I am in school and I have to write a program that will determine the gross pay, taxes, and net pay for an employee. I have to use if-else statements to choose the tax rate the employee needs.
Hours must be between 1-40 and pay rate is 1-100$
tax rate:
2500 = .45
2000 = .40
1500 = .35
1000 = .30
less than 1000 = .25
I have tried so many different ways to do this and I can't figure it out for the life of me. I went to a tutor today and he wanted me to 1st create a flow chart, I said I am having problems with that as well. Of course he didn't do that so i left, and now my fate is in your hands, lol. Thanks for the help.
Let's say I work 40 hours and earn $55 per hour. Can you tell me what my tax rate is?
If so, write down the steps you took to figure it out. There's your flowchart.
All that's left is to turn that into code.
yeah I can figure that out, thanks for the input.
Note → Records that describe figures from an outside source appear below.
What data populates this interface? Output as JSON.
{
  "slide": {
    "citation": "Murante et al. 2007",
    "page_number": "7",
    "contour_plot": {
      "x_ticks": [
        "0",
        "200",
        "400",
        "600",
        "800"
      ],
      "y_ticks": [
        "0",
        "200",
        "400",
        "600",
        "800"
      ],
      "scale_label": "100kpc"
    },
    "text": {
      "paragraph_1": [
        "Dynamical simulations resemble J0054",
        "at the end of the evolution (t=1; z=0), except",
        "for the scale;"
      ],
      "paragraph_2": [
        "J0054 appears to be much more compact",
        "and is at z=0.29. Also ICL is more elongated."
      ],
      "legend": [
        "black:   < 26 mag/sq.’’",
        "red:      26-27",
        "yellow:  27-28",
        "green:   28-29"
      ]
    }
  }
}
But I am talking about the entire flow chart from start to finish. I can't figure out what information needs to be in place and in what order, I have this problem with other programs as well. I am in week 5 and I just finished week 1 work, so I have a lot to catch up on lol. As far as code, I am lost as well, maybe someone can help me walk through it from start to finish and then I can give the code a shot. Again, thanks for the help.
If you can tell me my tax rate, then I don't see why you can't figure out my gross pay (which you already had to calculate in order to get the tax rate), taxes and net pay.
Again, write down step by step what you did to get any of these results.
Take things one step at a time. For this program you have only a few steps to take:
1. Figure out how many variables that you need.
2. Figure out what data type those variables should be.
3. Ask the user to enter hours worked and their pay rate.
4. Store those into your variables.
5. Do math; C = A * B where A is hours worked and B is pay rate.
6. Make some if statements that will check to see what the tax rate is.
1 2 3 4
if (Earned >= 0 && Earned < 1000)
{
cout << "Tax Rate = 0.25%; Take Home Pay = " << Earned * 0.75 << endl;
}
There's really nothing to be 'chicken' about, it's not like "system(...)" where it's a preference of the users or the regular contributors. The stickey titled "Welcome -- read before posting!" is very clear:
Don't post homework questions
Programmers are good at spotting homework questions; most of us have done them ourselves. Those questions are for you to work out, so that you will learn from the experience. It is OK to ask for hints, but not for entire solutions.
EDIT: Now I suppose the OP didn't ask for a solution so no one is in direct violation of the rule. But Cheveytuff19 should have been aware of this sites policy.
Edited to add: Maybe I just missed reading it, but I re-read the rules posted at the top of this forum and it never said anything about posting solutions to problems like I did. It did say not to ask for the code for homework problems, but nothing against posting code. If someone wants to just copy and paste code into a compiler for their homework, then they won't learn the code (hence, that will only negatively affect them), but I actually got a lot of value from studying code that works and comparing it to my code with which I was having issues.